Calculate the expected value of $Y=e^X$ where $X \sim N(\mu, \sigma^2)$
Solution 1:
$\newcommand{\E}{\operatorname{E}}$
Look at this: Law of the unconscious statistician.
If $f$ is the density function of the distribution of a random variable $X$, then $$ \E(g(X)) = \int_{-\infty}^\infty g(x)f(x)\,dx, $$ and there's no need to find the probability distribution, including the density, of the random variable $g(X)$.
Now let $X=\mu+\sigma Z$ where $Z$ is a standard normal, i.e. $\E(Z)=0$ and $\operatorname{var}(Z)=1$.

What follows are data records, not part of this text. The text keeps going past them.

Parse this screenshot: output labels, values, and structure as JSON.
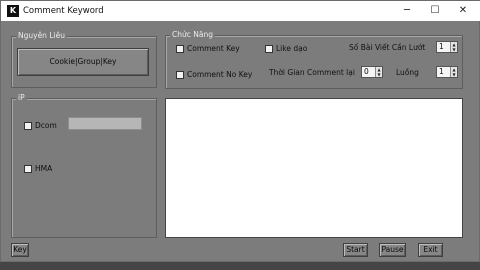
{
  "window": {
    "title": "Comment Keyword",
    "icon_letter": "K",
    "controls": {
      "minimize": "─",
      "maximize": "☐",
      "close": "✕"
    }
  },
  "nguyen_lieu": {
    "label": "Nguyên Liêu",
    "cookie_button": "Cookie|Group|Key"
  },
  "ip": {
    "label": "iP",
    "dcom_label": "Dcom",
    "dcom_value": "",
    "hma_label": "HMA"
  },
  "chuc_nang": {
    "label": "Chức Năng",
    "comment_key": "Comment Key",
    "like_dao": "Like dạo",
    "so_bai_viet_label": "Số Bài Viết Cần Lướt",
    "so_bai_viet_value": "1",
    "comment_no_key": "Comment No Key",
    "thoi_gian_label": "Thời Gian Comment lại",
    "thoi_gian_value": "0",
    "luong_label": "Luồng",
    "luong_value": "1"
  },
  "output": {
    "text": ""
  },
  "footer": {
    "key_button": "Key",
    "start_button": "Start",
    "pause_button": "Pause",
    "exit_button": "Exit"
  }
}
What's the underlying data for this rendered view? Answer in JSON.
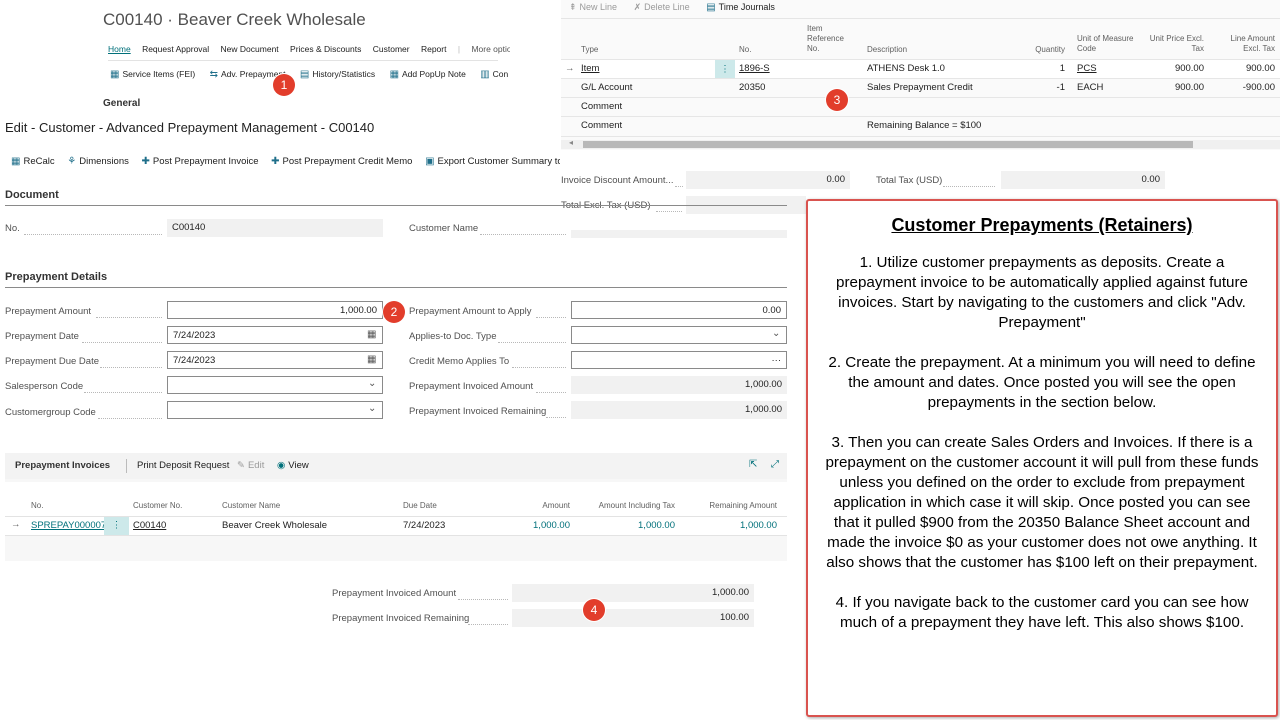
{
  "customer_card": {
    "title": "C00140 · Beaver Creek Wholesale",
    "menu": [
      "Home",
      "Request Approval",
      "New Document",
      "Prices & Discounts",
      "Customer",
      "Report",
      "More options"
    ],
    "actions": [
      "Service Items (FEI)",
      "Adv. Prepayment",
      "History/Statistics",
      "Add PopUp Note",
      "Con"
    ],
    "section": "General"
  },
  "lines_panel": {
    "toolbar": {
      "new_line": "New Line",
      "delete_line": "Delete Line",
      "time_journals": "Time Journals"
    },
    "columns": [
      "Type",
      "No.",
      "Item Reference No.",
      "Description",
      "Quantity",
      "Unit of Measure Code",
      "Unit Price Excl. Tax",
      "Line Amount Excl. Tax"
    ],
    "rows": [
      {
        "type": "Item",
        "no": "1896-S",
        "desc": "ATHENS Desk 1.0",
        "qty": "1",
        "uom": "PCS",
        "price": "900.00",
        "amount": "900.00"
      },
      {
        "type": "G/L Account",
        "no": "20350",
        "desc": "Sales Prepayment Credit",
        "qty": "-1",
        "uom": "EACH",
        "price": "900.00",
        "amount": "-900.00"
      },
      {
        "type": "Comment",
        "no": "",
        "desc": "",
        "qty": "",
        "uom": "",
        "price": "",
        "amount": ""
      },
      {
        "type": "Comment",
        "no": "",
        "desc": "Remaining Balance =  $100",
        "qty": "",
        "uom": "",
        "price": "",
        "amount": ""
      }
    ],
    "totals": {
      "inv_disc_label": "Invoice Discount Amount...",
      "inv_disc_value": "0.00",
      "total_tax_label": "Total Tax (USD)",
      "total_tax_value": "0.00",
      "total_excl_label": "Total Excl. Tax (USD)"
    }
  },
  "prepay_page": {
    "title": "Edit - Customer - Advanced Prepayment Management - C00140",
    "actions": [
      "ReCalc",
      "Dimensions",
      "Post Prepayment Invoice",
      "Post Prepayment Credit Memo",
      "Export Customer Summary to Ex"
    ],
    "document_section": "Document",
    "no_label": "No.",
    "no_value": "C00140",
    "customer_name_label": "Customer Name",
    "details_section": "Prepayment Details",
    "left_fields": [
      {
        "label": "Prepayment Amount",
        "value": "1,000.00"
      },
      {
        "label": "Prepayment Date",
        "value": "7/24/2023"
      },
      {
        "label": "Prepayment Due Date",
        "value": "7/24/2023"
      },
      {
        "label": "Salesperson Code",
        "value": ""
      },
      {
        "label": "Customergroup Code",
        "value": ""
      }
    ],
    "right_fields": [
      {
        "label": "Prepayment Amount to Apply",
        "value": "0.00"
      },
      {
        "label": "Applies-to Doc. Type",
        "value": ""
      },
      {
        "label": "Credit Memo Applies To",
        "value": "···"
      },
      {
        "label": "Prepayment Invoiced Amount",
        "value": "1,000.00"
      },
      {
        "label": "Prepayment Invoiced Remaining",
        "value": "1,000.00"
      }
    ],
    "invoices": {
      "tab": "Prepayment Invoices",
      "print": "Print Deposit Request",
      "edit": "Edit",
      "view": "View",
      "columns": [
        "No.",
        "Customer No.",
        "Customer Name",
        "Due Date",
        "Amount",
        "Amount Including Tax",
        "Remaining Amount"
      ],
      "row": {
        "no": "SPREPAY000007",
        "customer_no": "C00140",
        "customer_name": "Beaver Creek Wholesale",
        "due_date": "7/24/2023",
        "amount": "1,000.00",
        "amount_incl": "1,000.00",
        "remaining": "1,000.00"
      }
    }
  },
  "bottom_summary": {
    "invoiced_label": "Prepayment Invoiced Amount",
    "invoiced_value": "1,000.00",
    "remaining_label": "Prepayment Invoiced Remaining",
    "remaining_value": "100.00"
  },
  "badges": {
    "b1": "1",
    "b2": "2",
    "b3": "3",
    "b4": "4"
  },
  "callout": {
    "title": "Customer Prepayments (Retainers)",
    "p1": "1. Utilize customer prepayments as deposits. Create a prepayment invoice to be automatically applied against future invoices. Start by navigating to the customers and click \"Adv. Prepayment\"",
    "p2": "2. Create the prepayment. At a minimum you will need to define the amount and dates. Once posted you will see the open prepayments in the section below.",
    "p3": "3. Then you can create Sales Orders and Invoices. If there is a prepayment on the customer account it will pull from these funds unless you defined on the order to exclude from prepayment application in which case it will skip. Once posted you can see that it pulled $900 from the 20350 Balance Sheet account and made the invoice $0 as your customer does not owe anything. It also shows that the customer has $100 left on their prepayment.",
    "p4": "4. If you navigate back to the customer card you can see how much of a prepayment they have left. This also shows $100."
  },
  "colors": {
    "accent": "#00707a",
    "badge": "#e23d2b",
    "callout_border": "#d9534f"
  }
}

Then you get $$ \begin{align} \E(e^X) & =\E(e^{\mu+\sigma Z}) = \int_{-\infty}^\infty e^{\mu+\sigma z} \varphi(z)\,dz \\[10pt] & = \frac{1}{\sqrt{2\pi}}\int_{-\infty}^\infty e^{\mu+\sigma z} e^{-z^2/2}\,dz = \frac{1}{\sqrt{2\pi}} e^\mu \int_{-\infty}^\infty e^{\sigma z} e^{-z^2/2}\,dz. \end{align} $$
We have $\sigma z-\dfrac{z^2}{2}$ so of course we complete the square: $$ \frac 1 2 (z^2 - 2\sigma z) = \frac 1 2 ( z^2 - 2\sigma z + \sigma^2) - \frac 1 2 \sigma^2 = \frac 1 2 (z-\sigma)^2 - \frac 1 2 \sigma^2. $$ Then the integral is $$ \frac{1}{\sqrt{2\pi}} e^{\mu+ \sigma^2/2} \int_{-\infty}^\infty e^{-(z-\sigma)^2/2}\,dz $$ This whole thing is $$ e^{\mu + \sigma^2/2}. $$ In other words, the integral with $z-\sigma$ is the same as that with just $z$ in that place, because the function is merely moved over by a distance $\sigma$. If you like, you can say $w=z+\sigma$ and $dw=dz$, and as $z$ goes from $-\infty$ to $+\infty$, so does $w$, so you get the same integral after this substitution.
Solution 2:
Let $X$ be an $\mathbb{R}$-valued random variable with the probability density function $p(x)$, and $f(x)$ be a nice function. Then $$\mathbb{E}f(X) = \int_{-\infty}^{\infty} f(x) p(x) \; dx.$$ In this case, we have $$ p(x) = \frac{1}{\sqrt{2\pi}\sigma}e^{-\frac{(x-\mu)^2}{2\sigma^2}},$$ hence $$ \mathbb{E}e^X = \frac{1}{\sqrt{2\pi}\sigma} \int_{-\infty}^{\infty} e^x e^{-\frac{(x-\mu)^2}{2\sigma^2}} \; dx. $$ Now the rest is clear.
Solution 3:
A start: We want $$\int_{-\infty}^\infty e^x f(x)\,dx,$$ where $f$ is the density function of your normal. But $$\exp(x)\exp\left(--\frac{(x-\mu)^2}{2\sigma}\right)=\exp\left({-\frac{(x-\mu)^2}{2\sigma^2}+x}\right).$$ Look at the quadratic expression $-\frac{(x-\mu)^2}{2\sigma^2}+x$ and complete the square. Then the rest of the integration will be straightforward, since you know $\int_{-\infty}^\infty e^{-t^2/2}\,dt$.
Remark: After you have done the integration, you might want to look up the moment generating function of your normal. You want the value of the mgf at $t=1$. This will give you a check on whether your computation was correct.